I recently tried setting up a netbsd box for fun on an amd64 laptop. There have been/still are several issues I encountered, some of which I've implemented hacky workarounds for.
For the installer:
- sysinst with 9.0 simply wouldn't install, it would abort trap no matter what I did after partitioning (either at partitioning when doing anything but the default full-disk, or at install).
- sysinst with 9.99.71 worked, but only with the default full-disk partitioning, no changes to any filesystem or layouts. This also required wiping the first many bytes off the drive (I took 2048mb, because 1mb and 10mb didn't work).
- if there's an lvm on the drive, prior to install, it has to be destroyed (
gpt destroy wd0
for example, using the utility console), or else sysinst gets lethally confused.
I guess a manual install ought to work far better here...
Next, pkgsrc cannot install anything by default. I have gcc 7.3.0 from the comp set, but it's looking for libstdc++.so.6, which doesn't exist. Comp gives libstdc++.so.9 instead. For pkgsrc, changing mk.conf to require a more recent gcc, and installing said gcc, works. For other tasks (such as build.sh), this doesn't work. I copied libstdc++.so.9 into libstdc++.so.6 as a workaround. This may be addressed by doing a manual install instead of going through sysinst as well, I am assuming. This will probably be my favored workflow from now on.
Battery is currently detected but battery state (powered/discharging) does not seem to be detected (at least I see no messages in /var/log/messages and mate-desktop doesn't see the change). Would enabling acpi power monitor in the kernel help?
Touchpad options are a bit limited but otherwise work well. I couldn't find how to disable pointer acceleration, though, and I have to reset the scale/maxspeed at every boot for now. Probably missing what config file to use here? Or just .xinitrc or such?
Trying to get emul-linux working, I found that the suse13 packages are quite old and the handful of packages I tried did not seem to like it (my "goal test case" is to get portable palemoon working: it's a relatively complex program but doesn't necessarily require the likes of gtk3, pulseaudio, and such, so hopefully it could have worked with the suse13-based core). Palemoon just segfaults (it's a non-PIE linux x86_64 executable and COMPAT_LINUX and EXEC_ELF64 are active in the running kernel), and trying to run linux-ldd on it also causes linux-ldd to segfault (code 139).
I am currently trying to substitute it with a gentoo stage3 tarball, I pull the extra packages I need from the cloveros BINHOST. I setup the emul filesystems in fstab as instructed, but I'm missing something if I want to chroot into the emul root to have an easier time installing dependencies. I haven't investigated further here, although trying to execute binaries from this gentoo-like system fails due to a missing interpreter (e.g. when trying to execute ldd). Probably path-related? I'm half-aware that what I'm doing is crazy,. If someone has a saner solution, I'd like to hear about it. In any case, this should still more or less be in line with https://man.netbsd.org/compat_linux.8 although I'm going with the whole stage3 because of versioned dependency incompatibilities avalanching through the whole stack.
UPDATE: As expected, this did not help. Both the cloveros binary for palemoon and the upstream binary were tried, both segfaulted on launch. gdb
is of no help here because it's not able to work with linux ABI binaries.

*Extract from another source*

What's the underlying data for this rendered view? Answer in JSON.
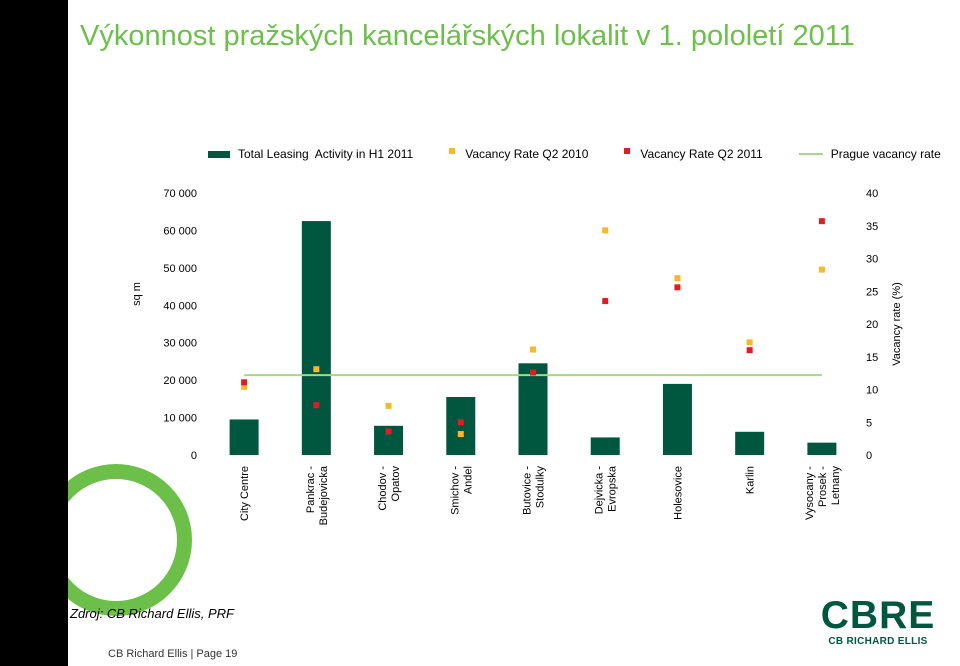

The cpu on the device is a kabylake, whose gpu seems to work out of the box. However, it does complain about not being able to find the i915 firmware (kbl_guc_ver9_16.bin
and kbl_dec_ver1.bin
are both mentioned). Said firmware doesn't actually appear to be available. Can I steal this from linux and put it somewhere? (If so: where? messages tells me this is an internal firmware so it has to be put in the initramfs or in-kernel, but I find no instructions to do either in the manual).
The device also features a touchscreen. It seems this is actually detected by netbsd on boot, however:
uts0: autoconfiguration error: touchscreen has no range support
And it fails to work.
Other than that, I'm surprised about how the rest of the system seems to be working for now. I'm not getting audio jack detection on linux, yet on netbsd it works out of the box. Wifi also worked straight away, and so on.